I mention the Affordable Care Act because Price, Trump’s nominee for the Department of Health and Human Services, has famously crafted detailed blueprints for its death and destruction. But that’s old news. New to me is Price’s membership in the Association of American Physicians and Surgeons, a kooky-whacky medical outfit with about 5,000 members that, among other things, published an article in its newsletter suggesting that President Obama deployed a “covert form of hypnosis” to win over voters vulnerable to “neuro-linguistic programming.” Less amusing, however, is the moral rage with which the group has condemned Medicare and Medicaid — evil and immoral — which provide health care to 57 million and 68 million elderly and low-income people, respectively.
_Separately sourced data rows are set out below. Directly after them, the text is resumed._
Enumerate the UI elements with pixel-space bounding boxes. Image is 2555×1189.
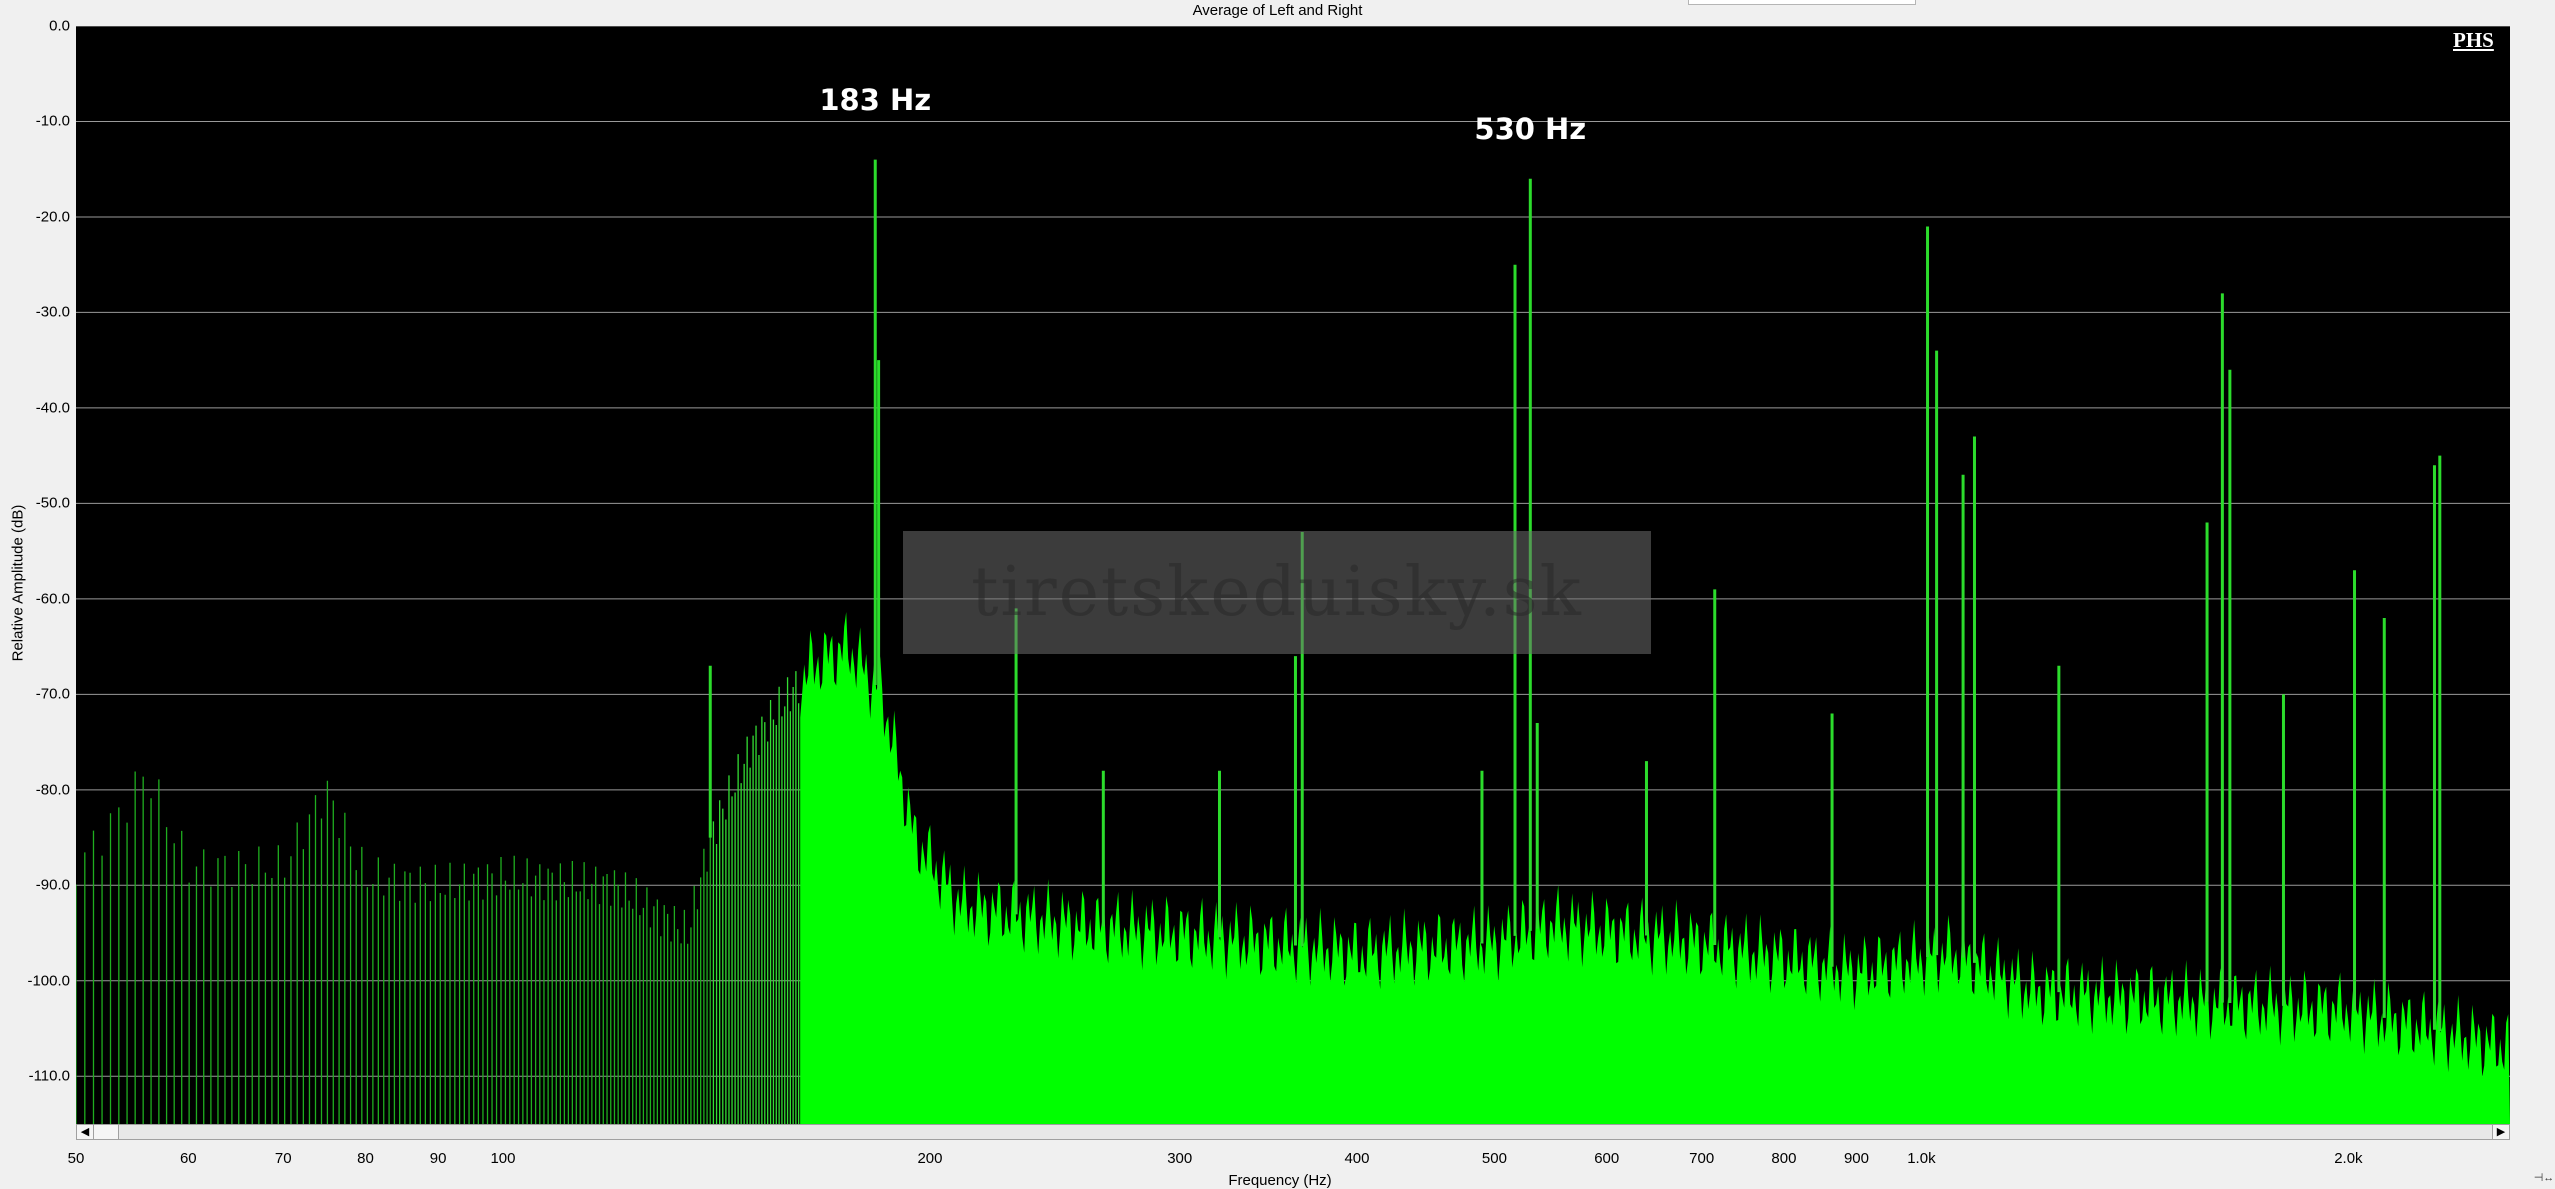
resize-grip-icon[interactable]: ⊣↔ [2533, 1170, 2555, 1186]
x-axis-label: Frequency (Hz) [1228, 1172, 1332, 1189]
x-tick-label: 200 [917, 1150, 943, 1167]
y-tick-label: -110.0 [28, 1067, 70, 1085]
x-tick-label: 90 [429, 1150, 447, 1167]
x-tick-label: 800 [1771, 1150, 1797, 1167]
watermark: tiretskeduisky.sk [903, 531, 1651, 654]
y-tick-label: -80.0 [35, 781, 70, 799]
y-tick-label: -90.0 [35, 876, 70, 894]
x-tick-label: 2.0k [2334, 1150, 2363, 1167]
y-tick-label: -60.0 [35, 590, 70, 608]
x-tick-label: 500 [1481, 1150, 1507, 1167]
x-tick-label: 600 [1594, 1150, 1620, 1167]
x-tick-label: 100 [490, 1150, 516, 1167]
scroll-right-arrow-icon[interactable]: ▶ [2492, 1125, 2509, 1139]
scroll-thumb[interactable] [94, 1125, 119, 1139]
x-tick-label: 300 [1167, 1150, 1193, 1167]
watermark-text: tiretskeduisky.sk [971, 553, 1583, 632]
x-tick-label: 50 [67, 1150, 85, 1167]
x-tick-label: 900 [1843, 1150, 1869, 1167]
x-tick-label: 700 [1689, 1150, 1715, 1167]
x-tick-label: 70 [274, 1150, 292, 1167]
y-tick-label: -30.0 [35, 303, 70, 321]
phs-badge: PHS [2453, 28, 2494, 52]
scroll-left-arrow-icon[interactable]: ◀ [77, 1125, 94, 1139]
y-tick-label: -100.0 [27, 972, 70, 990]
y-tick-label: -50.0 [35, 494, 70, 512]
y-tick-label: -40.0 [35, 399, 70, 417]
x-tick-label: 1.0k [1907, 1150, 1936, 1167]
y-tick-label: -70.0 [35, 685, 70, 703]
horizontal-scrollbar[interactable]: ◀ ▶ [76, 1124, 2510, 1140]
y-axis-label: Relative Amplitude (dB) [9, 504, 27, 662]
peak-annotation: 530 Hz [1474, 112, 1587, 147]
peak-annotation: 183 Hz [819, 83, 932, 118]
y-tick-label: -10.0 [35, 112, 70, 130]
chart-title: Average of Left and Right [1192, 2, 1363, 19]
y-tick-label: 0.0 [49, 17, 70, 35]
x-tick-label: 400 [1344, 1150, 1370, 1167]
x-tick-label: 60 [179, 1150, 197, 1167]
y-tick-label: -20.0 [35, 208, 70, 226]
x-tick-label: 80 [357, 1150, 374, 1167]
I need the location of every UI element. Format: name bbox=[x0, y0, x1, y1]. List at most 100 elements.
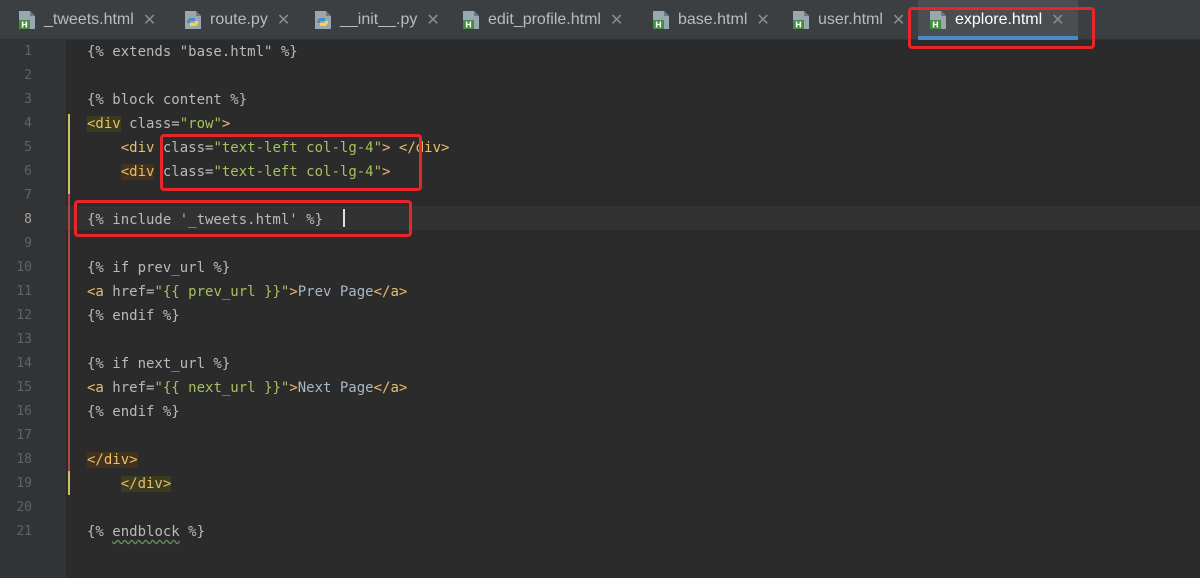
html-attribute: href= bbox=[103, 284, 155, 300]
tab-base-html[interactable]: H base.html ✕ bbox=[652, 0, 770, 40]
tab-edit-profile-html[interactable]: H edit_profile.html ✕ bbox=[462, 0, 623, 40]
line-number: 5 bbox=[24, 140, 32, 155]
html-file-icon: H bbox=[653, 11, 669, 30]
line-number: 16 bbox=[16, 404, 32, 419]
html-end-tag: </a> bbox=[373, 284, 408, 300]
tab-label: edit_profile.html bbox=[488, 11, 601, 28]
svg-text:H: H bbox=[21, 21, 28, 30]
close-icon[interactable]: ✕ bbox=[756, 10, 769, 30]
link-text: Next Page bbox=[297, 380, 374, 396]
tab-label: base.html bbox=[678, 11, 748, 28]
html-tag-close: > bbox=[289, 380, 298, 396]
template-tag: {% endif %} bbox=[87, 308, 180, 324]
line-number: 15 bbox=[16, 380, 32, 395]
code-line-3: {% block content %} bbox=[87, 88, 247, 112]
html-end-tag: </a> bbox=[373, 380, 408, 396]
html-end-tag: </div> bbox=[87, 452, 138, 468]
template-tag: {% endif %} bbox=[87, 404, 180, 420]
line-number: 21 bbox=[16, 524, 32, 539]
code-line-11: <a href="{{ prev_url }}">Prev Page</a> bbox=[87, 280, 407, 304]
tag-scope-indicator bbox=[68, 194, 70, 494]
html-end-tag: </div> bbox=[120, 476, 172, 492]
html-file-icon: H bbox=[463, 11, 479, 30]
html-tag-close: > bbox=[221, 116, 231, 132]
highlight-box-include bbox=[74, 200, 412, 237]
code-line-21: {% endblock %} bbox=[87, 520, 205, 544]
tag-scope-indicator bbox=[68, 114, 70, 194]
svg-text:H: H bbox=[655, 21, 662, 30]
line-number: 20 bbox=[16, 500, 32, 515]
template-tag: {% if prev_url %} bbox=[87, 260, 231, 276]
html-file-icon: H bbox=[793, 11, 809, 30]
tab-label: _tweets.html bbox=[44, 11, 134, 28]
template-keyword: endblock bbox=[112, 524, 180, 540]
highlight-box-active-tab bbox=[908, 7, 1095, 49]
line-number: 9 bbox=[24, 236, 32, 251]
html-tag: <div bbox=[120, 140, 155, 156]
attribute-value: "row" bbox=[179, 116, 222, 132]
tag-scope-indicator bbox=[68, 471, 70, 495]
html-tag: <a bbox=[87, 380, 104, 396]
tab-route-py[interactable]: route.py ✕ bbox=[184, 0, 290, 40]
html-tag: <div bbox=[120, 164, 155, 180]
line-number: 17 bbox=[16, 428, 32, 443]
line-number: 3 bbox=[24, 92, 32, 107]
template-tag: {% block content %} bbox=[87, 92, 248, 108]
code-line-16: {% endif %} bbox=[87, 400, 180, 424]
tab-label: user.html bbox=[818, 11, 883, 28]
line-number: 11 bbox=[16, 284, 32, 299]
tab-user-html[interactable]: H user.html ✕ bbox=[792, 0, 905, 40]
line-number-current: 8 bbox=[24, 212, 32, 227]
html-attribute: class= bbox=[120, 116, 180, 132]
line-number: 2 bbox=[24, 68, 32, 83]
python-file-icon bbox=[315, 11, 331, 29]
close-icon[interactable]: ✕ bbox=[892, 10, 905, 30]
tab-init-py[interactable]: __init__.py ✕ bbox=[314, 0, 440, 40]
html-file-icon: H bbox=[19, 11, 35, 30]
tab-label: __init__.py bbox=[340, 11, 418, 28]
svg-text:H: H bbox=[465, 21, 472, 30]
template-tag: {% extends "base.html" %} bbox=[87, 44, 298, 60]
html-attribute: href= bbox=[103, 380, 155, 396]
line-number: 6 bbox=[24, 164, 32, 179]
line-number-gutter: 1 2 3 4 5 6 7 8 9 10 11 12 13 14 15 16 1… bbox=[0, 40, 66, 578]
html-tag: <div bbox=[87, 116, 121, 132]
line-number: 12 bbox=[16, 308, 32, 323]
line-number: 4 bbox=[24, 116, 32, 131]
line-number: 13 bbox=[16, 332, 32, 347]
line-number: 18 bbox=[16, 452, 32, 467]
code-line-1: {% extends "base.html" %} bbox=[87, 40, 298, 64]
line-number: 10 bbox=[16, 260, 32, 275]
tab-label: route.py bbox=[210, 11, 268, 28]
line-number: 7 bbox=[24, 188, 32, 203]
attribute-value: "{{ prev_url }}" bbox=[154, 284, 290, 300]
code-editor[interactable]: 1 2 3 4 5 6 7 8 9 10 11 12 13 14 15 16 1… bbox=[0, 40, 1200, 578]
template-tag: %} bbox=[179, 524, 206, 540]
line-number: 19 bbox=[16, 476, 32, 491]
code-line-14: {% if next_url %} bbox=[87, 352, 230, 376]
code-line-19: </div> bbox=[87, 472, 172, 496]
template-tag: {% bbox=[87, 524, 113, 540]
python-file-icon bbox=[185, 11, 201, 29]
html-tag: <a bbox=[87, 284, 104, 300]
code-line-4: <div class="row"> bbox=[87, 112, 230, 136]
svg-text:H: H bbox=[795, 21, 802, 30]
highlight-box-class-attrs bbox=[160, 134, 422, 191]
line-number: 14 bbox=[16, 356, 32, 371]
close-icon[interactable]: ✕ bbox=[610, 10, 623, 30]
close-icon[interactable]: ✕ bbox=[426, 10, 439, 30]
attribute-value: "{{ next_url }}" bbox=[154, 380, 290, 396]
code-line-10: {% if prev_url %} bbox=[87, 256, 230, 280]
close-icon[interactable]: ✕ bbox=[277, 10, 290, 30]
line-number: 1 bbox=[24, 44, 32, 59]
link-text: Prev Page bbox=[297, 284, 374, 300]
tab-tweets-html[interactable]: H _tweets.html ✕ bbox=[18, 0, 156, 40]
close-icon[interactable]: ✕ bbox=[143, 10, 156, 30]
code-line-12: {% endif %} bbox=[87, 304, 180, 328]
code-line-15: <a href="{{ next_url }}">Next Page</a> bbox=[87, 376, 407, 400]
html-tag-close: > bbox=[289, 284, 298, 300]
code-line-18: </div> bbox=[87, 448, 138, 472]
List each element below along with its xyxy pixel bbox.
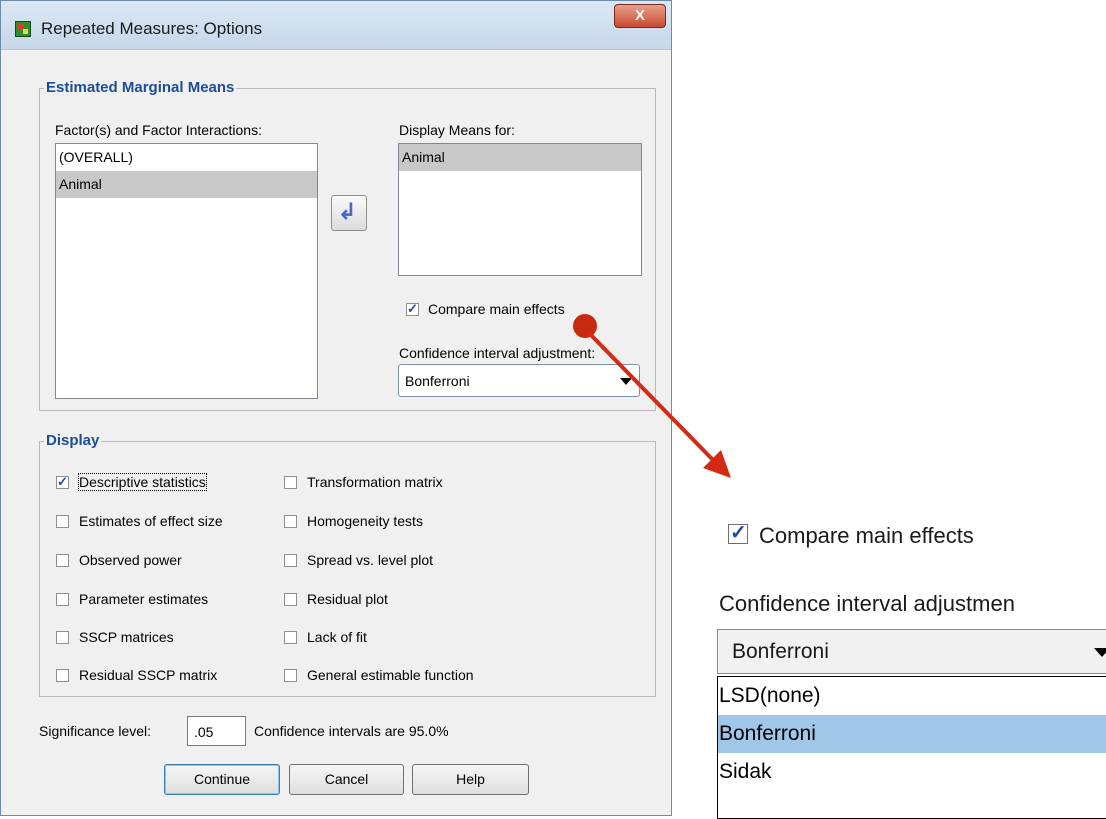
residual-plot-label[interactable]: Residual plot xyxy=(307,591,388,607)
ci-adjustment-label: Confidence interval adjustment: xyxy=(399,345,596,361)
zoom-inset: Compare main effects Confidence interval… xyxy=(713,510,1106,819)
significance-level-value: .05 xyxy=(194,724,214,740)
zoom-ci-select[interactable]: Bonferroni xyxy=(717,629,1106,674)
factors-label: Factor(s) and Factor Interactions: xyxy=(55,122,262,138)
sscp-matrices-label[interactable]: SSCP matrices xyxy=(79,629,174,645)
parameter-estimates-checkbox[interactable] xyxy=(56,593,69,606)
help-button[interactable]: Help xyxy=(412,764,529,795)
option-lsd[interactable]: LSD(none) xyxy=(718,677,1106,715)
effect-size-checkbox[interactable] xyxy=(56,515,69,528)
spread-level-plot-checkbox[interactable] xyxy=(284,554,297,567)
sscp-matrices-checkbox[interactable] xyxy=(56,631,69,644)
compare-main-effects-label[interactable]: Compare main effects xyxy=(428,301,565,317)
zoom-ci-value: Bonferroni xyxy=(732,640,829,663)
descriptive-statistics-checkbox[interactable] xyxy=(56,474,69,490)
zoom-ci-dropdown: LSD(none) Bonferroni Sidak xyxy=(717,676,1106,819)
arrow-left-icon: ↲ xyxy=(338,199,357,224)
general-estimable-function-label[interactable]: General estimable function xyxy=(307,667,474,683)
chevron-down-icon xyxy=(620,378,632,385)
cancel-button[interactable]: Cancel xyxy=(289,764,404,795)
significance-level-input[interactable]: .05 xyxy=(187,716,246,746)
spss-app-icon xyxy=(15,21,31,37)
zoom-chevron-down-icon xyxy=(1094,648,1106,657)
lack-of-fit-label[interactable]: Lack of fit xyxy=(307,629,367,645)
observed-power-label[interactable]: Observed power xyxy=(79,552,182,568)
factors-listbox[interactable]: (OVERALL) Animal xyxy=(55,143,318,399)
close-button[interactable]: X xyxy=(614,4,666,28)
homogeneity-tests-checkbox[interactable] xyxy=(284,515,297,528)
display-item-animal[interactable]: Animal xyxy=(399,144,641,171)
effect-size-label[interactable]: Estimates of effect size xyxy=(79,513,223,529)
descriptive-statistics-label[interactable]: Descriptive statistics xyxy=(78,473,207,491)
options-dialog: Repeated Measures: Options X Estimated M… xyxy=(0,0,672,816)
transformation-matrix-checkbox[interactable] xyxy=(284,476,297,489)
annotation-arrowhead xyxy=(703,450,731,478)
display-group-title: Display xyxy=(44,432,102,449)
compare-main-effects-checkbox[interactable] xyxy=(406,301,419,317)
display-means-label: Display Means for: xyxy=(399,122,515,138)
move-to-display-button[interactable]: ↲ xyxy=(331,195,367,231)
parameter-estimates-label[interactable]: Parameter estimates xyxy=(79,591,208,607)
significance-level-label: Significance level: xyxy=(39,723,152,739)
zoom-compare-checkbox[interactable] xyxy=(728,520,748,545)
spread-level-plot-label[interactable]: Spread vs. level plot xyxy=(307,552,433,568)
residual-sscp-label[interactable]: Residual SSCP matrix xyxy=(79,667,217,683)
ci-adjustment-select[interactable]: Bonferroni xyxy=(398,364,640,397)
display-means-listbox[interactable]: Animal xyxy=(398,143,642,276)
lack-of-fit-checkbox[interactable] xyxy=(284,631,297,644)
option-bonferroni[interactable]: Bonferroni xyxy=(718,715,1106,753)
emm-group-title: Estimated Marginal Means xyxy=(44,79,237,96)
factor-item-overall[interactable]: (OVERALL) xyxy=(56,144,317,171)
confidence-intervals-text: Confidence intervals are 95.0% xyxy=(254,723,449,739)
continue-button[interactable]: Continue xyxy=(164,764,280,795)
observed-power-checkbox[interactable] xyxy=(56,554,69,567)
title-bar: Repeated Measures: Options X xyxy=(1,1,671,50)
zoom-ci-label: Confidence interval adjustmen xyxy=(719,591,1015,616)
window-title: Repeated Measures: Options xyxy=(41,19,263,38)
residual-plot-checkbox[interactable] xyxy=(284,593,297,606)
residual-sscp-checkbox[interactable] xyxy=(56,669,69,682)
general-estimable-function-checkbox[interactable] xyxy=(284,669,297,682)
factor-item-animal[interactable]: Animal xyxy=(56,171,317,198)
zoom-compare-label[interactable]: Compare main effects xyxy=(759,523,974,549)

The last time Republicans enjoyed such total control was back in 2003; that’s the last time they sought to “fix” Medicare, which provides health care for American seniors. That’s when the Republicans narrowly passed the now infamous “Part D” bill, which refers to the specific Medicare program that covers the purchase of prescription medications. Inserted into that legislation was language that explicitly prohibited Medicare from negotiating directly with pharmaceutical companies to secure the best prices possible on behalf of customers, not to mention taxpayers and the federal government. Depending on what study one cites, that you-can’t-negotiate clause has cost the feds anywhere from $332 to $563 billion in excess payments made to the pharmaceutical industry. In stark contrast, Medicaid and the Veterans Health Administration are legally empowered to negotiate better prices for the drugs they buy. Guess what? Medicare Part D pays 73 percent more for drugs than Medicaid does and 80 percent more than the Vets Administration. With these stakes, it’s little wonder the pharmaceutical lobby has spent $150 million twisting arms and bending ears on Capitol Hill since 2003. Corruption — legal or otherwise — is clearly a bipartisan affliction, but in that time span, roughly 62 percent of Big Pharma’s graft and payola went to Republicans. To further belabor the obvious, the co-author of the Part D legislation — Republican Billy Tauzin of Louisiana — took a $2-million-a-year job as top lobbyist for the Pharmaceutical Research and Manufacturers of America two years after the bill was passed.
Too bad the Office of Congressional Ethics didn’t exist back then. Maybe Tauzin would have gotten an after-the-fact letter of reprimand. If that’s what happened 13 years ago when Republicans sought to “reform” just one part of Medicare, imagine the billions to be made off the hides of the sick when they go after the Affordable Care Act. That was no errant eruption of political miscalculation. That was a strike of surgical precision.
And if that’s not a coincidence, it’ll have to do until the real thing comes along.